El escenario de tasas altas, tan temido por emergentes como la Argentina, está a la vuelta de la esquina. Sin embargo, no hay pánico: el peso argentino apenas si se devaluó tras las elecciones estadounidenses, los bonos resistieron bien y los inversores volvieron a los bonos en dólares.
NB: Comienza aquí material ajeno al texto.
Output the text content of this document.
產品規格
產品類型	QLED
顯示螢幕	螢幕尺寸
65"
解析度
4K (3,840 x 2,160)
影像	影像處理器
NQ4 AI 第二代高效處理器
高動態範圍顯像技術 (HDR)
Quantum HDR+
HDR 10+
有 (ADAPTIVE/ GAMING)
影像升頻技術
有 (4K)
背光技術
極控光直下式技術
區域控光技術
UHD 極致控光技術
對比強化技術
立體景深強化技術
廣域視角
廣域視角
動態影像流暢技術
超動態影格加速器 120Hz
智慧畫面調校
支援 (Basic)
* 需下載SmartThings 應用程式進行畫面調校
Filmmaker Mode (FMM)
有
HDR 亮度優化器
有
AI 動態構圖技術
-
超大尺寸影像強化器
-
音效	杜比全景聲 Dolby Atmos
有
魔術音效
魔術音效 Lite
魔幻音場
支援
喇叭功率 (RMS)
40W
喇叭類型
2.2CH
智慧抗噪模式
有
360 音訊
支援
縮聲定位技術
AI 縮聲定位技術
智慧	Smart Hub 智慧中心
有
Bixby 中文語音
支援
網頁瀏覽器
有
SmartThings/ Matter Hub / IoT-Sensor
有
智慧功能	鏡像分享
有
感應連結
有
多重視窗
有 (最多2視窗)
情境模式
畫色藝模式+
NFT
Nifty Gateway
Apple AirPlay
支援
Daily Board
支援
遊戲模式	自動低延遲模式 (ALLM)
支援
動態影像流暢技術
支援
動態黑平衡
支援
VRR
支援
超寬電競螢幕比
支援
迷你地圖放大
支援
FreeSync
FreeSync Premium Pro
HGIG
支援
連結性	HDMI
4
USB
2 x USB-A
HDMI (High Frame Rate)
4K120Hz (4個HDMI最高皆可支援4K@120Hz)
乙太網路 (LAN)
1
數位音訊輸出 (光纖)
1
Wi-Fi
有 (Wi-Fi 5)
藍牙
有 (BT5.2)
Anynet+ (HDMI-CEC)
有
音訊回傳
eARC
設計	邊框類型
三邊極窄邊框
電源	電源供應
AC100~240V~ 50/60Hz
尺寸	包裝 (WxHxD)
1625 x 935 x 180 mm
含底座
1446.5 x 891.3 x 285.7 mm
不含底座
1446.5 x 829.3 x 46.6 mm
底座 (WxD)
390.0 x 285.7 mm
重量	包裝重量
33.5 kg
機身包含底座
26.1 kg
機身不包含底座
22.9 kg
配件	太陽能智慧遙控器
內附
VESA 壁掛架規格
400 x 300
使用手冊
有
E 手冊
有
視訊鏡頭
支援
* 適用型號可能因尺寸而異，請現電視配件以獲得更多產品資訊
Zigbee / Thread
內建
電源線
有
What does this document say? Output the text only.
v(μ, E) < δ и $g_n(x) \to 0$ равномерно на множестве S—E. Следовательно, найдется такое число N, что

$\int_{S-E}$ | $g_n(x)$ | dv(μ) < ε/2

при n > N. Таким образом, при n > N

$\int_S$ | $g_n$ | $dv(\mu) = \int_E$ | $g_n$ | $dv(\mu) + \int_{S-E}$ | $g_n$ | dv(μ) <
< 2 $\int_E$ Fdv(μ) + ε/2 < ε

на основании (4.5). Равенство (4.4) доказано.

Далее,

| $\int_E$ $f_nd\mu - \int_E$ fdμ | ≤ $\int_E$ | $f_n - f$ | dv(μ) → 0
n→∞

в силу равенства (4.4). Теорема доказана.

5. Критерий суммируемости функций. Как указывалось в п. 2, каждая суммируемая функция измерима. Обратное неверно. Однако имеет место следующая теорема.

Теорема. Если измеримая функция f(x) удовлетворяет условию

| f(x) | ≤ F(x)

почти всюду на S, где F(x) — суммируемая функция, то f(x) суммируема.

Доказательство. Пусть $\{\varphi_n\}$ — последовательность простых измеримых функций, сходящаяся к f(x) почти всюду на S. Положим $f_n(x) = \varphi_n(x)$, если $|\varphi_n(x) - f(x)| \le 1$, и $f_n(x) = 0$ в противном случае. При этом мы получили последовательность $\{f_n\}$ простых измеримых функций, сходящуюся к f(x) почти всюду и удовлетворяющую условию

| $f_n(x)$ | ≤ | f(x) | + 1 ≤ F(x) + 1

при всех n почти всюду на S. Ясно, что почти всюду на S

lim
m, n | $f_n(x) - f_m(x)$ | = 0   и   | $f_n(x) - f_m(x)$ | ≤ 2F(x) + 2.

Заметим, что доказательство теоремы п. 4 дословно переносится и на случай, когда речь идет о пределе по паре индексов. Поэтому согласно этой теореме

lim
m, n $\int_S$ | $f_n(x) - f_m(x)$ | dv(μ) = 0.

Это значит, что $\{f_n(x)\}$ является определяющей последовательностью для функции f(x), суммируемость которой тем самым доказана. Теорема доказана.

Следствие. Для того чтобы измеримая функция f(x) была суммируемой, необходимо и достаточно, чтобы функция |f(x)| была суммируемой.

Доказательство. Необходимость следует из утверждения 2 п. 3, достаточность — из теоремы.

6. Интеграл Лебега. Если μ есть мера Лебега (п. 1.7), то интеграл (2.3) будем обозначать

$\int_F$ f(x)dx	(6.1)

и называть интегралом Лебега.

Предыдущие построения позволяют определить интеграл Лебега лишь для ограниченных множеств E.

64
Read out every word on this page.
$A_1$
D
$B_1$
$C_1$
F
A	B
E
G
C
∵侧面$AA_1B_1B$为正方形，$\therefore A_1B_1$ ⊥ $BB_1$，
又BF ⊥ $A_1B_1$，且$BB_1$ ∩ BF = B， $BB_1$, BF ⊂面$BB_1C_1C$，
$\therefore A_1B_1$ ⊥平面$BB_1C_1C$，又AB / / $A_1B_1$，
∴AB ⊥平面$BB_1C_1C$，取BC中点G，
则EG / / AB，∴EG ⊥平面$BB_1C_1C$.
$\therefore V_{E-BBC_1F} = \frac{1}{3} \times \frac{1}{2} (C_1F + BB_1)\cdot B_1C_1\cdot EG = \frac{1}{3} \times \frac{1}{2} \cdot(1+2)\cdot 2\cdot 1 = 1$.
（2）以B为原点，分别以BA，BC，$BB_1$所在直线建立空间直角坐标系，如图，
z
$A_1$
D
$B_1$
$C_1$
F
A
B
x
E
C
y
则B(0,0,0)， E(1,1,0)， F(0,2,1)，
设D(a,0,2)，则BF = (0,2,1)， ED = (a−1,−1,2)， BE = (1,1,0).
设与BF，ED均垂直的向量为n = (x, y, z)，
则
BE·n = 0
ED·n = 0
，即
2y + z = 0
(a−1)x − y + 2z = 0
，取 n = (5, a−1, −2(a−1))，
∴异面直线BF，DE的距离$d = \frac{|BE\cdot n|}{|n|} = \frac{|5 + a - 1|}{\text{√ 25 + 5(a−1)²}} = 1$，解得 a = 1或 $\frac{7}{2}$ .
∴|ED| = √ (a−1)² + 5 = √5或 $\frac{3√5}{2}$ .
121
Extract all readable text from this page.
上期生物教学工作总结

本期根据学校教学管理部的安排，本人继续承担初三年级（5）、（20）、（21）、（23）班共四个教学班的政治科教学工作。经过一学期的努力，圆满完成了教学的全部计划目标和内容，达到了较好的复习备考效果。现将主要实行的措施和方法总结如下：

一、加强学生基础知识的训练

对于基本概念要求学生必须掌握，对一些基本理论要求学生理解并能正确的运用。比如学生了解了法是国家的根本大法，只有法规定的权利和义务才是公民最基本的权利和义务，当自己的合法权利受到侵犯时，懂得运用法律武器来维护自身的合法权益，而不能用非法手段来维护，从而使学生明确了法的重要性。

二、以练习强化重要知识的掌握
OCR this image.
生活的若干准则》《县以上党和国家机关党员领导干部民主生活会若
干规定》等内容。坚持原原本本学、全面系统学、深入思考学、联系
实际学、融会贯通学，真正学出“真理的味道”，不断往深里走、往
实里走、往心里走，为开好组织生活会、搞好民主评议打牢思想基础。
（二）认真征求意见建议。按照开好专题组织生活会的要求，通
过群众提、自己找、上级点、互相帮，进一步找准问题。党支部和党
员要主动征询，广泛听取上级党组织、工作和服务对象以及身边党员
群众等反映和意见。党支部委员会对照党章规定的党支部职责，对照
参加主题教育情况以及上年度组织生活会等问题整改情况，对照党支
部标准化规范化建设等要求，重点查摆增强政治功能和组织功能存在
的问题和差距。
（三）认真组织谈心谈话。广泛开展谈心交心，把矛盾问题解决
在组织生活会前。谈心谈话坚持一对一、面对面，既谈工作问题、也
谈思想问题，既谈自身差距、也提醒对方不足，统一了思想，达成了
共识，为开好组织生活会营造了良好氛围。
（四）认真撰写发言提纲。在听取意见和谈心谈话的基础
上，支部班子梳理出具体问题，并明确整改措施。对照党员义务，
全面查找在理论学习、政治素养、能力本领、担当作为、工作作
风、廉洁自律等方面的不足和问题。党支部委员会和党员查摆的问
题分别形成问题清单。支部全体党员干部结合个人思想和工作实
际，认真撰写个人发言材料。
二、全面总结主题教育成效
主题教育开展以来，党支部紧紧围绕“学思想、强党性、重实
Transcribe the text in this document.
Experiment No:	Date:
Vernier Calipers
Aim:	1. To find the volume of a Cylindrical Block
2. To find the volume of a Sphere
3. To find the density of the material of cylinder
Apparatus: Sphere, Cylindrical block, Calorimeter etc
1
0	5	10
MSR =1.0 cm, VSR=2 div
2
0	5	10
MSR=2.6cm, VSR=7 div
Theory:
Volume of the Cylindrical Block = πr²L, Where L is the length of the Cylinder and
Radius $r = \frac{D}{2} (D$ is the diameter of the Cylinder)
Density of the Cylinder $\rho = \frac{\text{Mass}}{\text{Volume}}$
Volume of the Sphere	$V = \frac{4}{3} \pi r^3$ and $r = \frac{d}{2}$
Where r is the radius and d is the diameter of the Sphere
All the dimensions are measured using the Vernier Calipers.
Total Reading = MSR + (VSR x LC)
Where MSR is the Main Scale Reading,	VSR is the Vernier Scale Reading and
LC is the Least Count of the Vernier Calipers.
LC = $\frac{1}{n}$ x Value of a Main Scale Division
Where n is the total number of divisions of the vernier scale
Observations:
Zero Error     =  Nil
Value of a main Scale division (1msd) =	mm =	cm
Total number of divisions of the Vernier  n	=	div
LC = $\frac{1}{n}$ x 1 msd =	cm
El último tramo del año trajo algunos altibajos para los mercados pero muy pocas nuevas realidades. Lo que realmente cambió tras las elecciones estadounidenses y la cercanía de una nueva decisión de tasas en los Estados Unidos fue que ahora, en forma definitiva, el mercado descuenta que habrá tasas más altas en la principal economía del mundo. Sin embargo, el escenario tan temido de suba de tasas no causó ninguna corrida en la Argentina, donde los bonos en dólares recuperan adeptos tras la baja que sufrieron por el “efecto Trump”.

Tras el sostenimiento de tasas mínimas históricas durante casi 8 años, la Reserva Federal de los Estados Unidos (Fed) llevó la tasa de referencia de su país a 0,5% a fines del año pasado. En ese momento, los temores a una salida masiva de inversiones desde los mercados emergentes a Wall Street se vieron defraudados cuando las siguientes subas a la tasa se hicieron esperar. Ahora, la espera parece haber terminado.

Según las apuestas en mercados a futuro de tasas en los EE.UU., los inversores asignan una probabilidad del 95% a que la Fed suba su tasa el 13 de diciembre próximo. Poco más y lo considera seguro.

Esa seguridad del mercado se tradujo en una suba de la tasa de los bonos a 10 años en los Estados Unidos, del 1,7% anual a cerca del 2,3%. Con la tasa estadounidense, mientras tanto, subieron los rendimientos de los bonos de todos los países, Argentina incluida.

La lectura habitual sostiene que una suba de tasas en los Estados Unidos supone un problema para los emergentes, las materias primas que producen y sus monedas en general. Sin embargo, las expectativas son las de una corrección gradual al alza de esas tasas.